Os deuses antigos não estão mortos, apenas ocultos.
Os mitos surgem como uma necessidade do inconsciente e, nesse sentido, são imortais.
Não sei onde li esta frase pela primeira vez. Apenas sei que, na adolescência, a escrevi obsessivamente nos meus cadernos, como um encantamento que precisava de ser recordado. Sem compreender completamente o porquê, senti que continha um segredo profundo — uma verdade ancestral que só mais tarde se revelaria.
Agora, tantos anos depois, percebo que resume tudo aquilo em que acredito. Os mitos nunca desapareceram. Persistem no tempo, ocultos nos símbolos, nas paisagens sagradas, nas tradições que resistem à erosão dos séculos.
Os deuses não morreram. Apenas se esconderam à vista de todos.
O que são os mitos?
O erro moderno não está apenas em esquecê-los, mas em reduzi-los a fábulas. O pensamento racionalista tratou-os como curiosidades etnográficas, ecos distantes de uma humanidade mais ingénua.
Mas os mitos não são ficção. São espelhos da alma coletiva, narrativas simbólicas que condensam verdades intemporais.
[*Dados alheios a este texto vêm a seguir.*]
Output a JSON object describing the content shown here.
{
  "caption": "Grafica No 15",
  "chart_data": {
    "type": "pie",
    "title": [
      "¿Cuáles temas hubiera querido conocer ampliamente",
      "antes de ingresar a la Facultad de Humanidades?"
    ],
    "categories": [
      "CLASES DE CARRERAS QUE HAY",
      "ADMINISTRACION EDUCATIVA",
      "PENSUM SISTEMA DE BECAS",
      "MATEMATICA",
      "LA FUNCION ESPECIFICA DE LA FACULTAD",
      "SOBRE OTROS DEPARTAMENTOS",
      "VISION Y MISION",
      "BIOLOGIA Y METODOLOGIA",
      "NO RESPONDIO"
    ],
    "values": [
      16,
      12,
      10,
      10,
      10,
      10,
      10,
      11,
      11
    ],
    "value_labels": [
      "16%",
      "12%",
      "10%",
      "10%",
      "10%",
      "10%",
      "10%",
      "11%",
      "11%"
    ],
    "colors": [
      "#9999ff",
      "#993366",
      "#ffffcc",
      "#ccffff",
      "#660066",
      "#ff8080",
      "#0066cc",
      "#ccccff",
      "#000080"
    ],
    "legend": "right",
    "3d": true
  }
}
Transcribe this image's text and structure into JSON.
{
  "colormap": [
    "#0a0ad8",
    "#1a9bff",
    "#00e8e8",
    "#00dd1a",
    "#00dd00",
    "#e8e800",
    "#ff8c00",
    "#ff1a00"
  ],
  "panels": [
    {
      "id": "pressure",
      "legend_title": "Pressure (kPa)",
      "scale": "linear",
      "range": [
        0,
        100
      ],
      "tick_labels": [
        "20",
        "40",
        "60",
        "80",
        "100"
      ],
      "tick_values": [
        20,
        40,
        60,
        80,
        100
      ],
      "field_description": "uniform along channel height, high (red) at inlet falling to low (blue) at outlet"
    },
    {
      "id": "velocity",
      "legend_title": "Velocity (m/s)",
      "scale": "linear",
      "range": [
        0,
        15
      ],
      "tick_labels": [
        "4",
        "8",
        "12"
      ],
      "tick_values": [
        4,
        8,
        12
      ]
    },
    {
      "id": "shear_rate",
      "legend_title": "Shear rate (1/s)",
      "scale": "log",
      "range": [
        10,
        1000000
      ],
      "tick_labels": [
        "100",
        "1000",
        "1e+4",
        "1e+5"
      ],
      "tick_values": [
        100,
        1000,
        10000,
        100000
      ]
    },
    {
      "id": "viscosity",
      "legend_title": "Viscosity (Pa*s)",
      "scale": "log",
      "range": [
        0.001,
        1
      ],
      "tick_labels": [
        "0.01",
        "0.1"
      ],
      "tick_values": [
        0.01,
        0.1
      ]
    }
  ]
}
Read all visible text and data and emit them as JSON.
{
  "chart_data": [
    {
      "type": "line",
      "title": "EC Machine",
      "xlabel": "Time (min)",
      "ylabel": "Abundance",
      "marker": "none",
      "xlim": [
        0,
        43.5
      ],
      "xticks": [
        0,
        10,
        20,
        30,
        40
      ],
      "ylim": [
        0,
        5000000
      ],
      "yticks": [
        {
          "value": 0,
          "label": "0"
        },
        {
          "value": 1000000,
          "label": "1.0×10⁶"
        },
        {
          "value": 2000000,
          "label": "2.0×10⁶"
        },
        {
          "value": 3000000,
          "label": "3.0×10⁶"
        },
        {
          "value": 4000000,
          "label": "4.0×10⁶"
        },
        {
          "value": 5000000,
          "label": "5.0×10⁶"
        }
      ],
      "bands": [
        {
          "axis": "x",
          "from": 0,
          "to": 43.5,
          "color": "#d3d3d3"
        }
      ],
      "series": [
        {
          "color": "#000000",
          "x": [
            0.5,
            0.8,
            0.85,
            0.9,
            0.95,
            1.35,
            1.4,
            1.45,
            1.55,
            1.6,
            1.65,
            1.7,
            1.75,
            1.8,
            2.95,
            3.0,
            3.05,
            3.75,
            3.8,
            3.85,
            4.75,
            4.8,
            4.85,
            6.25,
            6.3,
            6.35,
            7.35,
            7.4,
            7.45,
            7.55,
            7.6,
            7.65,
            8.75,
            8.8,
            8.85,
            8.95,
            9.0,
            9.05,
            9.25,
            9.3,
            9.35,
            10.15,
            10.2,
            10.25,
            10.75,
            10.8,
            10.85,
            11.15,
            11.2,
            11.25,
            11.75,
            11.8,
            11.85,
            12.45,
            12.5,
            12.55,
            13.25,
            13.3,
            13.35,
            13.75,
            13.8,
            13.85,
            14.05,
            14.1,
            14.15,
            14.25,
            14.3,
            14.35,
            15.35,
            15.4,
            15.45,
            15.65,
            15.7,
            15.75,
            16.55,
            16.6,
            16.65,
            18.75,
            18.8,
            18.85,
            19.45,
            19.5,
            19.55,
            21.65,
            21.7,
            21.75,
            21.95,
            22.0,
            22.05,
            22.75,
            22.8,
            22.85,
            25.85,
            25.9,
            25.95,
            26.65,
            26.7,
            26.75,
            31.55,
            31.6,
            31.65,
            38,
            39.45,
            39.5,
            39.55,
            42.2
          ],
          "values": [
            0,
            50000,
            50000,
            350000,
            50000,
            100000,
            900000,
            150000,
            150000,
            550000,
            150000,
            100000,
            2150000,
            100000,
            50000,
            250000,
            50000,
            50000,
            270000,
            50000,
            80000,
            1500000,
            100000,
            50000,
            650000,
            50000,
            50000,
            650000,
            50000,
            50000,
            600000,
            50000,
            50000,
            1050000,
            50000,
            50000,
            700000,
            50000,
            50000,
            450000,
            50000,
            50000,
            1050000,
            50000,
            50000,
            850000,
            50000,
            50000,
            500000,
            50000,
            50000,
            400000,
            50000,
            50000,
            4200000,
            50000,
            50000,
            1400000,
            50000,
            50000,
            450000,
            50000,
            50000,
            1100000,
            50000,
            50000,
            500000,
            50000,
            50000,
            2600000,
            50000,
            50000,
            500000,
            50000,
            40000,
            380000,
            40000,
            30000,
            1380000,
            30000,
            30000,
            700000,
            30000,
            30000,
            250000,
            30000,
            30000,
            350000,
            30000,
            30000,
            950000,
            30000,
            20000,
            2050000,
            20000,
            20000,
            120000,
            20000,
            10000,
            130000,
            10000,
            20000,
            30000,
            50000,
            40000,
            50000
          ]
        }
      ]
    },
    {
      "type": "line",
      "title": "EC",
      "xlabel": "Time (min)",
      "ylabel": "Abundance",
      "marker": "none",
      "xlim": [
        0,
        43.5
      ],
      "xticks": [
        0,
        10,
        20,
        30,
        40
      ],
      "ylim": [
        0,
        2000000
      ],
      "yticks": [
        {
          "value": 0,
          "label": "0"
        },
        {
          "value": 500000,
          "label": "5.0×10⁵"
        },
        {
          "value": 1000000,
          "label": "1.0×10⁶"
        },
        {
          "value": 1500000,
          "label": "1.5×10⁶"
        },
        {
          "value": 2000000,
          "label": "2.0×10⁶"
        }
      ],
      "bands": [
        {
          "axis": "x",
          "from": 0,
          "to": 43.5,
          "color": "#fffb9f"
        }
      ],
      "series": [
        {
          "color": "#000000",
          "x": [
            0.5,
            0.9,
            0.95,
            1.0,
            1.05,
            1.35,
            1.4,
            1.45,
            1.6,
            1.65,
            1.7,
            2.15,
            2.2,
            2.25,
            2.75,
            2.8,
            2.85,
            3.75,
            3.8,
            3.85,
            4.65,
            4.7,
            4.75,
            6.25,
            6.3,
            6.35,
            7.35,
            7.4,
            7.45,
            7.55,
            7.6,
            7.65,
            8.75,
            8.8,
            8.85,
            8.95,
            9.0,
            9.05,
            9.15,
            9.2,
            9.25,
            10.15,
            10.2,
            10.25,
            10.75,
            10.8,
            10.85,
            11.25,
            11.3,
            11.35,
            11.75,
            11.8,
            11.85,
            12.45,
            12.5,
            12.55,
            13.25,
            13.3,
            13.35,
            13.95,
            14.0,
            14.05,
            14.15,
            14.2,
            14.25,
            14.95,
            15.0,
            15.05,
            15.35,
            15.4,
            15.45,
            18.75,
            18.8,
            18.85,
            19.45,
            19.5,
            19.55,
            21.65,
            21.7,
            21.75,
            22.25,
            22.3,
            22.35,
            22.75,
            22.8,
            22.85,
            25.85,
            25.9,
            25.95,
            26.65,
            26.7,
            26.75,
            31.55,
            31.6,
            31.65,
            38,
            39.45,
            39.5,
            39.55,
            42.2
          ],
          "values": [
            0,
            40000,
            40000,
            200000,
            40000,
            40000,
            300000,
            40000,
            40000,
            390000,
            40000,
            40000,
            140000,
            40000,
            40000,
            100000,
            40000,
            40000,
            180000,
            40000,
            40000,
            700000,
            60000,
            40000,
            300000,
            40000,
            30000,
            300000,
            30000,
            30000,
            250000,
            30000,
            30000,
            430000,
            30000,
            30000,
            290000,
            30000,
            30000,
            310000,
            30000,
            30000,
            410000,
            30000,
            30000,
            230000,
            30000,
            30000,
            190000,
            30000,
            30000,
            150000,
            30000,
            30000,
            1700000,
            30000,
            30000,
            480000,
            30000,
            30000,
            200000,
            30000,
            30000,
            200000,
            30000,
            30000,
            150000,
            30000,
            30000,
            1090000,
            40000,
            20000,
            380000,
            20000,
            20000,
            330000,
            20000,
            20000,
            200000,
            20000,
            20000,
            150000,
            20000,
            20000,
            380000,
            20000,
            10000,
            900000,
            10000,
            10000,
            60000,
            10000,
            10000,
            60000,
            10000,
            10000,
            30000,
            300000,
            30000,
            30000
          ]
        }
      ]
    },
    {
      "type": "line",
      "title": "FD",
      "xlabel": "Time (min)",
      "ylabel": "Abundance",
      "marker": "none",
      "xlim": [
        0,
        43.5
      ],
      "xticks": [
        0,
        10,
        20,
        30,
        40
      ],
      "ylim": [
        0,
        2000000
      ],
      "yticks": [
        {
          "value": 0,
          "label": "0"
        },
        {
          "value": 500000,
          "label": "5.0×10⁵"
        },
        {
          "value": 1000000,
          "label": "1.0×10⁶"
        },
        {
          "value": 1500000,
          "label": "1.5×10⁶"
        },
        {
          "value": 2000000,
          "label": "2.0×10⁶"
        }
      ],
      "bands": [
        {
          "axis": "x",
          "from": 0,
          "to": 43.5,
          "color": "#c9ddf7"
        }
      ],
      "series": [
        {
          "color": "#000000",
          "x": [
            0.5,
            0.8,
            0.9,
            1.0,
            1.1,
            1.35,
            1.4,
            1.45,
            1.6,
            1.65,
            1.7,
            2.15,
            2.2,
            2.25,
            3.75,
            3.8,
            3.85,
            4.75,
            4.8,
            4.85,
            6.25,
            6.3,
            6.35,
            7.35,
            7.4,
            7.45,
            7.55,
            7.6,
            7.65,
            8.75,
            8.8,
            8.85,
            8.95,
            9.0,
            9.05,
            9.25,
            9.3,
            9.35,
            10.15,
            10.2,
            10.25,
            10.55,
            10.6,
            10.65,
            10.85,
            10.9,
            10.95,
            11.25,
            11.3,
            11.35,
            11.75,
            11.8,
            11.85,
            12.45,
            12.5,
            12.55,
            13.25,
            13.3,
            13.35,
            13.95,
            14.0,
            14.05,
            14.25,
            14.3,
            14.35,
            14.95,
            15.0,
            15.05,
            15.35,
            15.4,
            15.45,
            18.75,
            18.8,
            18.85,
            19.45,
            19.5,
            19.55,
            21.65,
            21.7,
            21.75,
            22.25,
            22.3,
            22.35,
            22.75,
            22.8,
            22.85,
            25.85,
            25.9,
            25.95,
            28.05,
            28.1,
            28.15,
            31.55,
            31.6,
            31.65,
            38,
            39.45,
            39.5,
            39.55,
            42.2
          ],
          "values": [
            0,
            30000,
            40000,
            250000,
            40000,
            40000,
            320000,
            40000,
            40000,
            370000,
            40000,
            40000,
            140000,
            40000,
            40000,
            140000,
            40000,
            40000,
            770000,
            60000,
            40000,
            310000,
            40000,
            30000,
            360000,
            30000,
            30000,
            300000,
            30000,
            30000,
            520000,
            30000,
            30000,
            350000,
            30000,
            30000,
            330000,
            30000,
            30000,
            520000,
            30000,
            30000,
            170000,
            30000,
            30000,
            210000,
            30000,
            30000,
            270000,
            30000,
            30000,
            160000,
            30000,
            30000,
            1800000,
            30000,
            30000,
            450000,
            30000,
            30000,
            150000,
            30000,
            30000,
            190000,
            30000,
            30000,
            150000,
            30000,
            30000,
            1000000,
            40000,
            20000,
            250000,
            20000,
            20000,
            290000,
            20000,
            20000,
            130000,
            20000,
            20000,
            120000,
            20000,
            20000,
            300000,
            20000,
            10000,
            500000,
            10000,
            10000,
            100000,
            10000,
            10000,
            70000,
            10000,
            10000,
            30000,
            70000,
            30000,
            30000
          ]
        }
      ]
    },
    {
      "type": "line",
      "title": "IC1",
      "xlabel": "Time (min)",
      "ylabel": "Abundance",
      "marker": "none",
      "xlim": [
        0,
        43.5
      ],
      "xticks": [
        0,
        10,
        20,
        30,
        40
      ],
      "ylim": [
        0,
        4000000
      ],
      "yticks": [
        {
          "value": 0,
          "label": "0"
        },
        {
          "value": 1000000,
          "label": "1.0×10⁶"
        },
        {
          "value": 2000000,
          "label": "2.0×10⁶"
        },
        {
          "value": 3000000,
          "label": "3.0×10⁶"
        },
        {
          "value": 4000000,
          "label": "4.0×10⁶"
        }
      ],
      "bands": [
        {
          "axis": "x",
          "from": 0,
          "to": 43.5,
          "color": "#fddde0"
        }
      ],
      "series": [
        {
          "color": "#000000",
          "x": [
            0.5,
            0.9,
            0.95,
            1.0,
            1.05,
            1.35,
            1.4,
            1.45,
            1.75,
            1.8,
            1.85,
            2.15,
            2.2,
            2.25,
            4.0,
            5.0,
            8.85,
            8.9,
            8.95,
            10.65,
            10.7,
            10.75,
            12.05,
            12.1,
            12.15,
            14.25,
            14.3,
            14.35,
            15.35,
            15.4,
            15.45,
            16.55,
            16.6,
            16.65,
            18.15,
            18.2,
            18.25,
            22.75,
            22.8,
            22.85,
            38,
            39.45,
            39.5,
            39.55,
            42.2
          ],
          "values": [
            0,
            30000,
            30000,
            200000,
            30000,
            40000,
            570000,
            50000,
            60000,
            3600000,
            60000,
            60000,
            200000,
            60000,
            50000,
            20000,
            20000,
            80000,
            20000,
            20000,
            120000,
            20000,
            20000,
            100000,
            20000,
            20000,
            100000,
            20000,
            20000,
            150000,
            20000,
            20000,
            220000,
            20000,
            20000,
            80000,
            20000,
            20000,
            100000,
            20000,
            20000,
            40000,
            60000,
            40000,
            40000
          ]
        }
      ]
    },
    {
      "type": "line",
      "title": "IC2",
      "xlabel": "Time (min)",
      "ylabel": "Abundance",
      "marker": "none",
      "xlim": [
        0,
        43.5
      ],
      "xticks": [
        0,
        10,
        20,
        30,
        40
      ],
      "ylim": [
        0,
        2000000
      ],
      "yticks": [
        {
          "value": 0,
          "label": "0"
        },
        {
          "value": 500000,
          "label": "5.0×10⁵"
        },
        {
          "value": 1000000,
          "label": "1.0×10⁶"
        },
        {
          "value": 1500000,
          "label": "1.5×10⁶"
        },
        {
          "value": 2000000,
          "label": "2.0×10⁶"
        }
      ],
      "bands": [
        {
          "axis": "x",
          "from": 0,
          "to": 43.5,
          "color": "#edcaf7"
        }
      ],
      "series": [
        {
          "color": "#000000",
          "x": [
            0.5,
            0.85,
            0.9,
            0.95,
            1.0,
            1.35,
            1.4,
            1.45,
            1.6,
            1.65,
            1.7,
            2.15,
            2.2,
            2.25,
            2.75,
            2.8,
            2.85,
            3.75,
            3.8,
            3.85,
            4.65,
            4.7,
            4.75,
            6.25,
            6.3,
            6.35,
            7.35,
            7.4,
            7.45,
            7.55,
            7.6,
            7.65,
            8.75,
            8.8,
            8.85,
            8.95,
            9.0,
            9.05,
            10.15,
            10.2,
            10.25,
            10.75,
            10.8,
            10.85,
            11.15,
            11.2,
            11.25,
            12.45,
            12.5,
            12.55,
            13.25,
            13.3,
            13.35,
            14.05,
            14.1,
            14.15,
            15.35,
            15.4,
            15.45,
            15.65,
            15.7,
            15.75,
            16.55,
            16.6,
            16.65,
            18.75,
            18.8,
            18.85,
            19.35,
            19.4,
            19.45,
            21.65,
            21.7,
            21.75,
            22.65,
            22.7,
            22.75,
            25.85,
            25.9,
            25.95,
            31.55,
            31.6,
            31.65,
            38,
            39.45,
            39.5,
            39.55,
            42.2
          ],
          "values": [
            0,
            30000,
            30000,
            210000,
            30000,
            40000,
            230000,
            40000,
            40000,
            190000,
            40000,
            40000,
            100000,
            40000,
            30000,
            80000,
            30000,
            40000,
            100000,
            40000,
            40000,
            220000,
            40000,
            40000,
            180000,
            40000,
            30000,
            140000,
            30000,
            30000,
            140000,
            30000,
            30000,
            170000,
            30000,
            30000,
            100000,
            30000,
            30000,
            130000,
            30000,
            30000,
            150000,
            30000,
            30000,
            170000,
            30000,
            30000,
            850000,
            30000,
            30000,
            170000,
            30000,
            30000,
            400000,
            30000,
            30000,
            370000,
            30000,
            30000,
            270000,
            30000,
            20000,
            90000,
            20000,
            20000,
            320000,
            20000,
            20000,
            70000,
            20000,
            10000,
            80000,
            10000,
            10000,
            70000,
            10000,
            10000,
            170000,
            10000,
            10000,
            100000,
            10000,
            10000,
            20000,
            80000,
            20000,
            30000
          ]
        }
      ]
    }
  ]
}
Os povos antigos não contavam histórias sobre deuses, serpentes sagradas e mundos invisíveis por mero entretenimento. Os mitos eram mapas do real, representações do que só pode ser compreendido através do inconsciente.
O mito não pertence ao passado; sobrevive na nossa psique, molda os nossos sonhos e sussurra-nos ao ouvido nas noites em que a razão falha e a intuição se acende.
E se ouvirmos com atenção, descobrimos que um desses mitos ainda respira nas sombras da Península Ibérica.
Ophiussa e o culto das serpentes
Quando os navegadores gregos chegaram às costas ocidentais da Ibéria, encontraram um povo estranho. Um povo que venerava a serpente como um símbolo divino, uma força cósmica e primordial. Chamaram-lhe Ophiussa, “A Terra das Serpentes” — um nome que ecoa como um murmúrio perdido, vestígio de algo muito mais antigo do que os próprios gregos.
A serpente sempre foi um arquétipo de renovação, sabedoria e mistério.
- Nos mitos da criação, é guardiã dos segredos cósmicos.
- No culto ctónico, o espírito subterrâneo que liga o visível ao invisível.
- No imaginário coletivo, é simultaneamente a que ensina e a que testa, a que dá e a que tira.
Os povos de Ophiussa não viam a serpente como um inimigo, mas como um portal. Eles compreendiam o que as religiões posteriores tentaram apagar:
A serpente não é apenas destruidora, mas criadora.
Não é apenas sombra, mas luz.
Será que essa herança terá realmente desaparecido?
Os deuses escondidos
O nome Ophiussa desvaneceu-se dos mapas, substituído por designações mais recentes. O culto da serpente foi suprimido, transformado em tabu, reduzido a superstição. Mas os mitos não morrem — transmutam-se, ocultam-se nos rituais diários, escondem-se nos símbolos que carregamos sem perceber.
Hoje, encontramos fragmentos desta sabedoria antiga:
- Nas lendas populares, que repetem ecos de tempos esquecidos.
- Nos topónimos ancestrais, cujos nomes guardam vestígios de um culto perdido.
- Nas tradições que persistem, camufladas sob novas formas.
A serpente permanece aqui. Gravada nas pedras. Desenhada nos caminhos. No vento que atravessa os montes.
Se olharmos com atenção, perceberemos que Ophiussa nunca se foi.
E os deuses antigos? Os deuses antigos não estão mortos. Apenas ocultos.